Recently I read two books that I found inspiring. Both these books were randomly picked out by my toddler at the local library and appeared interesting enough to give a try. Incidentally, both were set in the late 1800s-early 1900s. Both had strong, progressive women as protagonists.
The first book, “The Violet Season” is set in upstate New York (near Albany) in 1890s when violet cultivation was the rage. The story is about a smart and industrious woman who realizes she needs to be proactive about what she desires for herself and for her daughter. For someone like me who grew up in India, where very few women in those days were even literate, it was a revelation to read about single women living alone in cities and working. Of course in those days women gave up their jobs once they got married, their occupation thereafter being taking care of the household and family business, much like anywhere else in the world. However, the fact that women could be that liberal in the US over a century ago made me realize how in India, we were almost a century behind them. Even in my mother’s generation, it was hard to imagine a single woman living by herself in an apartment in another city!
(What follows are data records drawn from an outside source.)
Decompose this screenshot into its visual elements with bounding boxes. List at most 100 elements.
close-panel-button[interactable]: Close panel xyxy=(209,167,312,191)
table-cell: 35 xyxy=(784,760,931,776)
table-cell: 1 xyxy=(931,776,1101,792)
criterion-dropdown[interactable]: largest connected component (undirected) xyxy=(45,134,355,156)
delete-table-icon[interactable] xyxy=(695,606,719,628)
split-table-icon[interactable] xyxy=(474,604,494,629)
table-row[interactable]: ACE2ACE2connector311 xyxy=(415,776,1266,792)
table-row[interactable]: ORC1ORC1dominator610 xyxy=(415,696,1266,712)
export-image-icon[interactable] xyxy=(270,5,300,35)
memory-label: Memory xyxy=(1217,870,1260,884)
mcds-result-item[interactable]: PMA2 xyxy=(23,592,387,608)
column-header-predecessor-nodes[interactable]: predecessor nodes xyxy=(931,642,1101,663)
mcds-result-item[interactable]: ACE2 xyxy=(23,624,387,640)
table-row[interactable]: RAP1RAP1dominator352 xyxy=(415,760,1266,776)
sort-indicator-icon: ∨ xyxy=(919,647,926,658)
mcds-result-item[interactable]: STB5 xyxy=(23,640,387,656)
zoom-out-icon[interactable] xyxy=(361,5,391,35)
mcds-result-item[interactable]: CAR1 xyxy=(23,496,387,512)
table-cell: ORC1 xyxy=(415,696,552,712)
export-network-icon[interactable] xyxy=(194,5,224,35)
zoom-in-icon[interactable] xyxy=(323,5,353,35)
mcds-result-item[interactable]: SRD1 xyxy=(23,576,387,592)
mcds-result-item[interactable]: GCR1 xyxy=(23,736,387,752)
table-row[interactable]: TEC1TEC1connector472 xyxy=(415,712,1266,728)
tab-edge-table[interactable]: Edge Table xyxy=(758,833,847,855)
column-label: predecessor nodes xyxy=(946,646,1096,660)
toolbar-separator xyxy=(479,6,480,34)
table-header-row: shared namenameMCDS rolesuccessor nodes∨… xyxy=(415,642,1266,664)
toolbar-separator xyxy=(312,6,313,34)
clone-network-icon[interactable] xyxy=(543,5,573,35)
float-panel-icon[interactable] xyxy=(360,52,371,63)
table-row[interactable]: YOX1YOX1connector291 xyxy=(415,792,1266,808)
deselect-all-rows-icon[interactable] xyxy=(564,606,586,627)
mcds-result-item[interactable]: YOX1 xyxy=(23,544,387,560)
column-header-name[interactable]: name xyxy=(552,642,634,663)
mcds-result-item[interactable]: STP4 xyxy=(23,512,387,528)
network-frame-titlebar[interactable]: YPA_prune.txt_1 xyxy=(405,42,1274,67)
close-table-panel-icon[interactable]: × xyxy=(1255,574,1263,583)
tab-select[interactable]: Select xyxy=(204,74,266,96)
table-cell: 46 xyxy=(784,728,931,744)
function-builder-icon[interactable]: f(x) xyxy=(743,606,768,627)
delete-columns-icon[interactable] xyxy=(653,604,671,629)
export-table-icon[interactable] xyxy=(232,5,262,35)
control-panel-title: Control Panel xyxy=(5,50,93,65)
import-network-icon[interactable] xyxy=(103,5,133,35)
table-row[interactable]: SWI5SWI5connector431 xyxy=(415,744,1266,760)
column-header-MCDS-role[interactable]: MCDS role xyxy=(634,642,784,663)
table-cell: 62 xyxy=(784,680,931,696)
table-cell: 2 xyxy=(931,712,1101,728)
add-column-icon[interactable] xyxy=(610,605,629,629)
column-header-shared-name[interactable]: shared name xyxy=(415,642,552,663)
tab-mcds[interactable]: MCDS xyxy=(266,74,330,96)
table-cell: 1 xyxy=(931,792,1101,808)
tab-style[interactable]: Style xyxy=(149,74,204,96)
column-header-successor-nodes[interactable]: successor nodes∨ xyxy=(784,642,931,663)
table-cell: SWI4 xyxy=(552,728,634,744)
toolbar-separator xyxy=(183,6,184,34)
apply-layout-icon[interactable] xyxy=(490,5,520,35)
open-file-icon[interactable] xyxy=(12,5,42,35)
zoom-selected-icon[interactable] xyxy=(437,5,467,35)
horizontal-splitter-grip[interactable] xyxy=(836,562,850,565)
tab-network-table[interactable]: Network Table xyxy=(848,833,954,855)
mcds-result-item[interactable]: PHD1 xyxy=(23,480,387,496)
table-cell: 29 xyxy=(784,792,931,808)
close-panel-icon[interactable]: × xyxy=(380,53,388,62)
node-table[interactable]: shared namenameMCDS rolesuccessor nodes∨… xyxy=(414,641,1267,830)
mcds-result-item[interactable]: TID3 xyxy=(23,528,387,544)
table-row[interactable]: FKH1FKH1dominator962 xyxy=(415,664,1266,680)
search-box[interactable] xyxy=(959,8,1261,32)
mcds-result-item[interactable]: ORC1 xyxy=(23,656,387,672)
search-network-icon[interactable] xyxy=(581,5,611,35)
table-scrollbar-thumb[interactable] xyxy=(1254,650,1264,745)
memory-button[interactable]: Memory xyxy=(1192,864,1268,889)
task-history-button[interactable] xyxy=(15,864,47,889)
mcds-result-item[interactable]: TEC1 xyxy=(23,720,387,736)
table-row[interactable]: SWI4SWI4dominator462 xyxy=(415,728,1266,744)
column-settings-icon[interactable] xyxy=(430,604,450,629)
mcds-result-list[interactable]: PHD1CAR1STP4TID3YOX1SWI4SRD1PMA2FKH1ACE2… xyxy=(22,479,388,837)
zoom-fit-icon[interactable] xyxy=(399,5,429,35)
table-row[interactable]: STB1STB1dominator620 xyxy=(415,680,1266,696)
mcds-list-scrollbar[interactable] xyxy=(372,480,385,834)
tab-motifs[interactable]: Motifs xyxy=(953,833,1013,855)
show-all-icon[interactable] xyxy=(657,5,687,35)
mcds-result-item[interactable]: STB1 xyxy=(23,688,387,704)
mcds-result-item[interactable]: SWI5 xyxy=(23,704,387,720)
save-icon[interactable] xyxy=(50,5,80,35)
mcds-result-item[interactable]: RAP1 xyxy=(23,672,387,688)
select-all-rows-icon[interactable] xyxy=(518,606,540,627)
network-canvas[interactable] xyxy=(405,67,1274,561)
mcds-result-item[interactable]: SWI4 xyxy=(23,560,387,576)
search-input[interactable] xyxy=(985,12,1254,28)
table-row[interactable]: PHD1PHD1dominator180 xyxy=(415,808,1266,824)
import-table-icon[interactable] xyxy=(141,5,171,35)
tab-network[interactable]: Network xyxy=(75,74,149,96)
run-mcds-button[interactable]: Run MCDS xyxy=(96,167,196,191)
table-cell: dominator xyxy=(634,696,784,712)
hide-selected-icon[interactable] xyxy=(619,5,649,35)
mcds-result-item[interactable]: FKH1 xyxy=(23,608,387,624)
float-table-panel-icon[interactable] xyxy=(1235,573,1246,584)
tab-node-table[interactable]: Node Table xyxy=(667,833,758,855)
The second book is even closer to my heart, as you may judge by the name. This is based on the life of one of the first women physicians in North America, and possibly the first congenital heart disease specialist, Maude Abbot, a Canadian physician. The book describes the struggles of a woman in the latter half of the 19th century in breaking in to a male-dominated field in Canada. There is a passage in the story which describes the disdain of the medical school faculty (obviously male) in allowing female students- they fear that critical patients would not be attended to in time because a female doctor would be more concerned with fixing her bonnet and skirts. The sheer determination and chutzpah of this Canadian woman make her fight insurmountable odds to become a world-renowned congenital heart disease specialist who maintains a large collection of autopsy specimens of defective hearts. The pathos in the story is how this doctor strives to impress her father who, a physician who had abandoned her and her family after a scandal. She spends a lifetime trying to please her father, who refuses to recognize her when they finally meet.
This second story reads almost like it was set in the current era, except for means of transportation (horse-driven carriages and ships throughout). The doctor lives alone like any spinster would (of course she does not get married, it almost appears that the question never arose in her mind, even though her romantic desires are described). What was interesting was that the book mentions hundreds of women physicians in Europe, particularly Vienna, in the 1880s. The protagonist also felt that the competence of women was taken for granted in Europe, whereas things were different in North America.
I had to blog about these books as they touched me deeply and reinforced the spirit of women-power.
Have you read books that inspired you (particularly for the women out there)?